The braised pork shank is so tender that the meat falls from the bone at the slightest touch. The rich sauce is enhanced by the velvety black beans. This is an easy one-dish meal that requires very little active cooking time and ensures the best flavor.
My fridge almost never runs out of braised meat. It is so easy to cook in large batches and freeze for later use. The recipe might look a bit long, but all you really need to do is to brown the meat, dump all the spices in, and let it cook for several hours.
I have posted quite a few braised recipes on my blog, including braised spare ribs, braised chicken, and braised duck leg. Those are all part of my Mom’s best series, which contains family recipes handed down from my grandma.
However, the recipe today is a bit different. It’s a recipe from my reader Steve, who learned it in a cooking class taught by Chef Ying Sak in Bangkok (Thanks, Steve, for sharing this wonderful recipe!). I cooked it last weekend, with a few small tweaks, and loved how it turned out. Today I’d like to share it with you!

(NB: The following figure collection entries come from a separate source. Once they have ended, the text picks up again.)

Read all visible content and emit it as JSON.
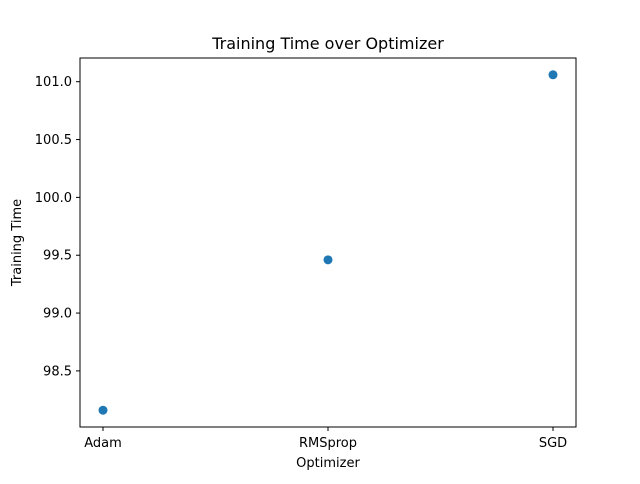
{
  "chart_data": {
    "type": "scatter",
    "title": "Training Time over Optimizer",
    "xlabel": "Optimizer",
    "ylabel": "Training Time",
    "categories": [
      "Adam",
      "RMSprop",
      "SGD"
    ],
    "values": [
      98.16,
      99.46,
      101.06
    ],
    "ylim": [
      98.015,
      101.205
    ],
    "yticks": [
      98.5,
      99.0,
      99.5,
      100.0,
      100.5,
      101.0
    ],
    "ytick_labels": [
      "98.5",
      "99.0",
      "99.5",
      "100.0",
      "100.5",
      "101.0"
    ],
    "grid": false,
    "legend": "none",
    "marker_color": "#1f77b4"
  }
}
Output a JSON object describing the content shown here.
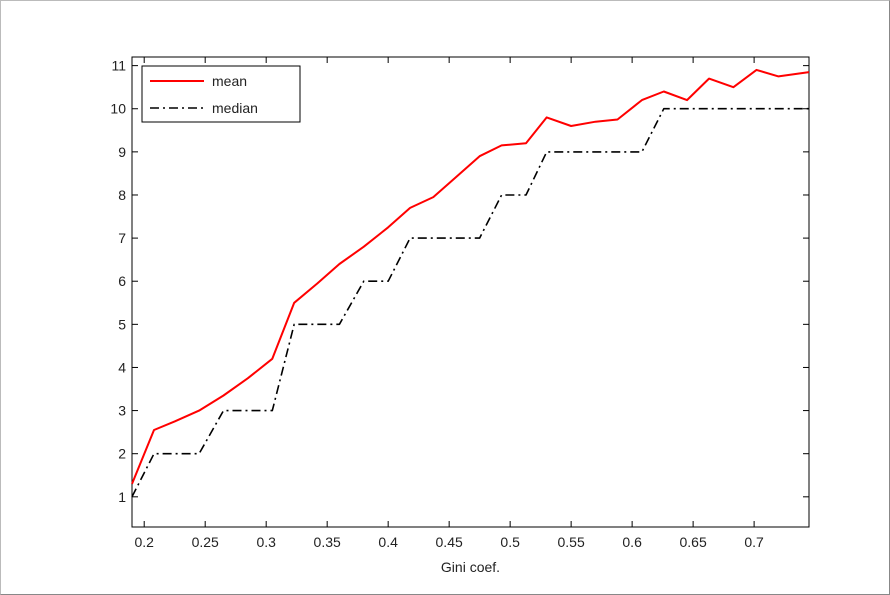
{
  "chart_data": {
    "type": "line",
    "title": "",
    "xlabel": "Gini coef.",
    "ylabel": "",
    "xlim": [
      0.19,
      0.745
    ],
    "ylim": [
      0.3,
      11.2
    ],
    "xticks": [
      0.2,
      0.25,
      0.3,
      0.35,
      0.4,
      0.45,
      0.5,
      0.55,
      0.6,
      0.65,
      0.7
    ],
    "xtick_labels": [
      "0.2",
      "0.25",
      "0.3",
      "0.35",
      "0.4",
      "0.45",
      "0.5",
      "0.55",
      "0.6",
      "0.65",
      "0.7"
    ],
    "yticks": [
      1,
      2,
      3,
      4,
      5,
      6,
      7,
      8,
      9,
      10,
      11
    ],
    "ytick_labels": [
      "1",
      "2",
      "3",
      "4",
      "5",
      "6",
      "7",
      "8",
      "9",
      "10",
      "11"
    ],
    "grid": false,
    "legend_position": "top-left",
    "series": [
      {
        "name": "mean",
        "color": "#ff0000",
        "style": "solid",
        "points": [
          [
            0.19,
            1.3
          ],
          [
            0.208,
            2.55
          ],
          [
            0.225,
            2.75
          ],
          [
            0.245,
            3.0
          ],
          [
            0.265,
            3.35
          ],
          [
            0.285,
            3.75
          ],
          [
            0.305,
            4.2
          ],
          [
            0.323,
            5.5
          ],
          [
            0.342,
            5.95
          ],
          [
            0.36,
            6.4
          ],
          [
            0.38,
            6.8
          ],
          [
            0.4,
            7.25
          ],
          [
            0.418,
            7.7
          ],
          [
            0.437,
            7.95
          ],
          [
            0.455,
            8.4
          ],
          [
            0.475,
            8.9
          ],
          [
            0.493,
            9.15
          ],
          [
            0.513,
            9.2
          ],
          [
            0.53,
            9.8
          ],
          [
            0.55,
            9.6
          ],
          [
            0.57,
            9.7
          ],
          [
            0.588,
            9.75
          ],
          [
            0.608,
            10.2
          ],
          [
            0.626,
            10.4
          ],
          [
            0.645,
            10.2
          ],
          [
            0.663,
            10.7
          ],
          [
            0.683,
            10.5
          ],
          [
            0.702,
            10.9
          ],
          [
            0.72,
            10.75
          ],
          [
            0.745,
            10.85
          ]
        ]
      },
      {
        "name": "median",
        "color": "#000000",
        "style": "dashdot",
        "points": [
          [
            0.19,
            1.0
          ],
          [
            0.208,
            2.0
          ],
          [
            0.245,
            2.0
          ],
          [
            0.265,
            3.0
          ],
          [
            0.305,
            3.0
          ],
          [
            0.323,
            5.0
          ],
          [
            0.36,
            5.0
          ],
          [
            0.38,
            6.0
          ],
          [
            0.4,
            6.0
          ],
          [
            0.418,
            7.0
          ],
          [
            0.475,
            7.0
          ],
          [
            0.493,
            8.0
          ],
          [
            0.513,
            8.0
          ],
          [
            0.53,
            9.0
          ],
          [
            0.608,
            9.0
          ],
          [
            0.626,
            10.0
          ],
          [
            0.745,
            10.0
          ]
        ]
      }
    ]
  }
}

The finished pork shank is moist and tender, with an intense savory taste. The browning and braising will create a nice char on the skin and remove most of its fat, so it won’t taste greasy at all.
Why you should add chicken into braised pork
There is a new thing I tried when cooking this dish that I really like. I added a few chicken thighs and some black beans in the middle of braising – a super convenient way to get some extra cooking done. The pork broth infuses a great flavor into the black beans and chicken. And the starch from the beans thickens the sauce to create a velvety texture.
You can serve this chicken with rice or noodles, add it into a salad or stir fry, or use it to create pulled chicken sandwiches and tacos.
The same week I cooked this dish, I used the leftover chicken thigh to create some super delicious pulled chicken tacos for lunch. It’s extremely easy to prepare and only took me 15 minutes to get 6 tacos done. I included the recipe below, but please feel free to tweak the ingredients the way you prefer. I basically used this to clean up things in the fridge.
By the way, I have another dish for you next week – a new way I discovered to use this chicken, so be sure to come back later and check!
A few extra options when using this recipe:
- You could skip the beans and chicken. If you’re using a wok, the ingredients in this recipe will be enough to cook 4 pounds of pork shanks (2 big pieces or 4 if cut them into hocks).
- You could add one more can of black beans to the recipe. In this case, you can create a one-dish meal with the beans and meat, without having to cook rice.
- You could skip the beans and add cubed potatoes to create a one-dish meal, as well.